Hello Monster Tree Service Blog Readers. Today I wanted to tell you about a tree of particular fascination to me, the Money Tree. Oh, do I have your attention now?
Monster Tree Service is currently Business of the Week at our local grocery store in Chanhassen, and we are having a drawing to win a Free Money Tree! Yes! Come on in and register and if you win, we’ll deliver it to your home AND give you a free estimate on some tree work. You should also know that the Money Tree we are giving away is potted in a delightful gold container with images of coins. Wow.
I have always been interested in owning a Money Tree. I mean, what if, right? It’s not like I have all the answers about how the universe works. Having said that I am open to the idea, and I thought I would do some research. So you know, I am going to be liberally taking this information from Wikipedia. Thank you Wikipedia.
The Money Tree is a jade plant, also known as Malabar Chestnut, Guiana Chestnut, provision tree, saba nut, or scientifically as a Pachira Aquatica. The Money Tree needs repotting every two years and if you keep re-potting, it will keep getting larger as the root base grows. This would be very similar the experience we had after winning the kindergarten classroom goldfish named Mustache who grew and grew and grew with every bigger and larger tank we purchased. This was not the winning situation it began as.
The Pinocchio Connection
From an old cartoon (which I just watched) it is the tale about the moral lesson that greed is bad and that money does not grow on trees. Basically, Pinocchio was tricked into stealing a money tree from a volcano and after he replanted it and watered it, it really did turn into a tree which produced gold coins. Unfortunately, everyone found out about it and predictably ravaged the poor tree, eventually even cutting it down to get to the top branches. Well, after the greedy villagers did this, all the gold coins turned into dried leaves and blew away. Lesson learned!
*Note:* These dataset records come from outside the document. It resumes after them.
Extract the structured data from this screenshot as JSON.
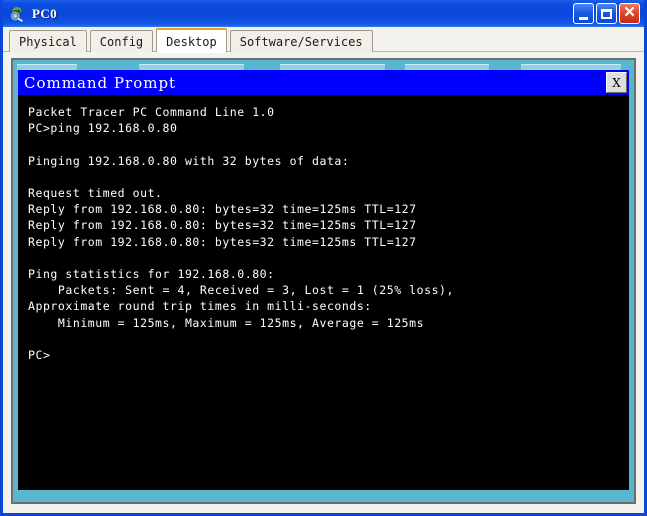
{
  "window": {
    "title": "PC0",
    "icon": "packet-tracer-pc-icon",
    "controls": {
      "minimize_label": "Minimize",
      "maximize_label": "Maximize",
      "close_label": "Close"
    }
  },
  "tabs": [
    {
      "label": "Physical",
      "active": false
    },
    {
      "label": "Config",
      "active": false
    },
    {
      "label": "Desktop",
      "active": true
    },
    {
      "label": "Software/Services",
      "active": false
    }
  ],
  "command_prompt": {
    "title": "Command Prompt",
    "close_label": "X",
    "lines": [
      "Packet Tracer PC Command Line 1.0",
      "PC>ping 192.168.0.80",
      "",
      "Pinging 192.168.0.80 with 32 bytes of data:",
      "",
      "Request timed out.",
      "Reply from 192.168.0.80: bytes=32 time=125ms TTL=127",
      "Reply from 192.168.0.80: bytes=32 time=125ms TTL=127",
      "Reply from 192.168.0.80: bytes=32 time=125ms TTL=127",
      "",
      "Ping statistics for 192.168.0.80:",
      "    Packets: Sent = 4, Received = 3, Lost = 1 (25% loss),",
      "Approximate round trip times in milli-seconds:",
      "    Minimum = 125ms, Maximum = 125ms, Average = 125ms",
      "",
      "PC>"
    ]
  },
  "colors": {
    "title_bar_blue": "#0a45d8",
    "cmd_frame_cyan": "#58b6ce",
    "cmd_title_blue": "#0000ff",
    "terminal_bg": "#000000",
    "terminal_fg": "#ffffff",
    "active_tab_accent": "#f0a020",
    "panel_bg": "#f4f2ec",
    "close_button_red": "#c22d10"
  }
}
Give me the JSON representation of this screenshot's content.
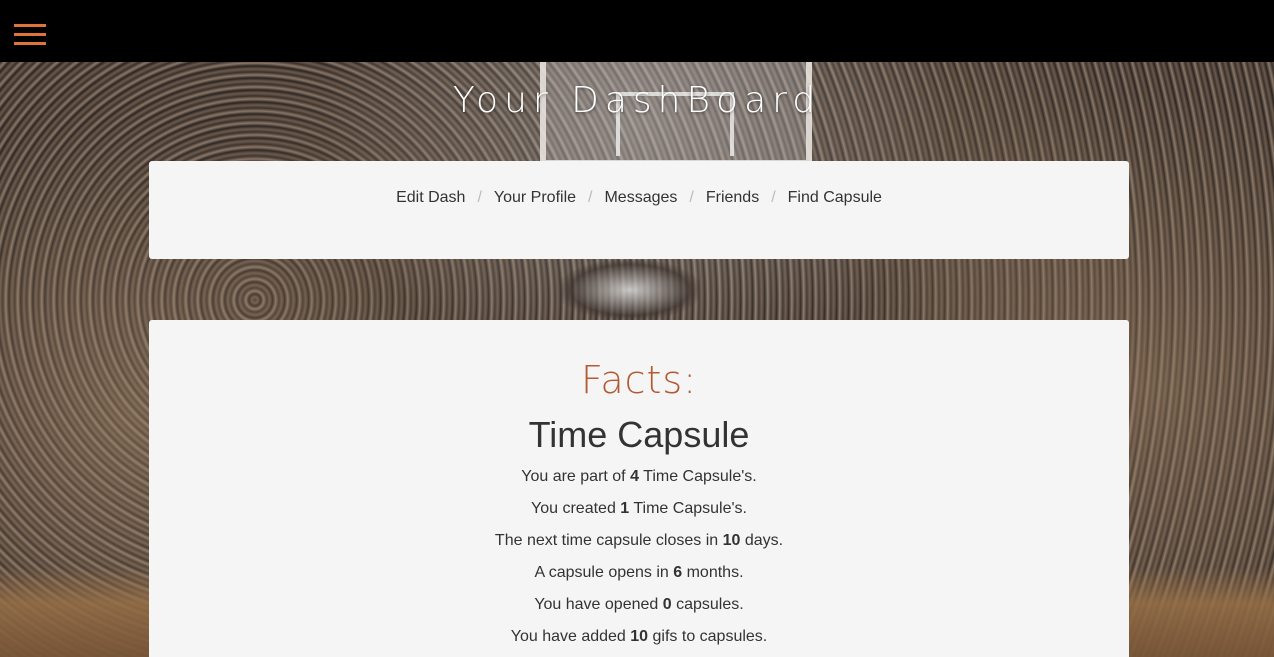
{
  "header": {
    "menu_icon": "hamburger-menu-icon",
    "accent_color": "#e0733a"
  },
  "page": {
    "title": "Your DashBoard"
  },
  "nav": {
    "items": [
      {
        "label": "Edit Dash"
      },
      {
        "label": "Your Profile"
      },
      {
        "label": "Messages"
      },
      {
        "label": "Friends"
      },
      {
        "label": "Find Capsule"
      }
    ],
    "separator": "/"
  },
  "facts": {
    "heading": "Facts:",
    "heading_color": "#b35a33",
    "section_title": "Time Capsule",
    "lines": [
      {
        "before": "You are part of ",
        "value": "4",
        "after": " Time Capsule's."
      },
      {
        "before": "You created ",
        "value": "1",
        "after": " Time Capsule's."
      },
      {
        "before": "The next time capsule closes in ",
        "value": "10",
        "after": " days."
      },
      {
        "before": "A capsule opens in ",
        "value": "6",
        "after": " months."
      },
      {
        "before": "You have opened ",
        "value": "0",
        "after": " capsules."
      },
      {
        "before": "You have added ",
        "value": "10",
        "after": " gifs to capsules."
      }
    ]
  }
}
This legend believes that the Money Tree is a holy tree, which can bring money and fortune to the people, and that it is a symbol of affluence, nobility and auspiciousness. Many dynasties have used these trees in art and mythological narratives. They have been excavated by archaeologists in western China which indicates an adoration of the Money Tree was prevalent in the Han Dynasty. The Money Tree regains popularity during the Chinese New Year. According to custom, Money Trees are made of a bushy pine or cypress branch nestled inside a porcelain pot filled with rice grains. Melon seeds and pine nuts are sprinkled over the top of the rice. Decorating the branches are gold and silver coin garlands made of paper. Symbols of long life (including paper cranes and deer) also embellish the tree, which is usually topped by the genie of wealth, Liu Hai, or the character for happiness. (I’m going to have to check into Liu Hai).
It is also said that if you touch the leaf, you will have good fortune. Since I just lovingly cleaned each of the individual leaves on our Money Tree before placing it on our table as Business of the Week, I am sure I have all the luck I’ll need for the day. Maybe I’ll cash that in and transfer the luck to a lottery ticket. You don’t have to believe, but if you’re not a player, I can tell you with confidence that you will never win. You can take my advice to the bank, and just maybe, some good luck in the future.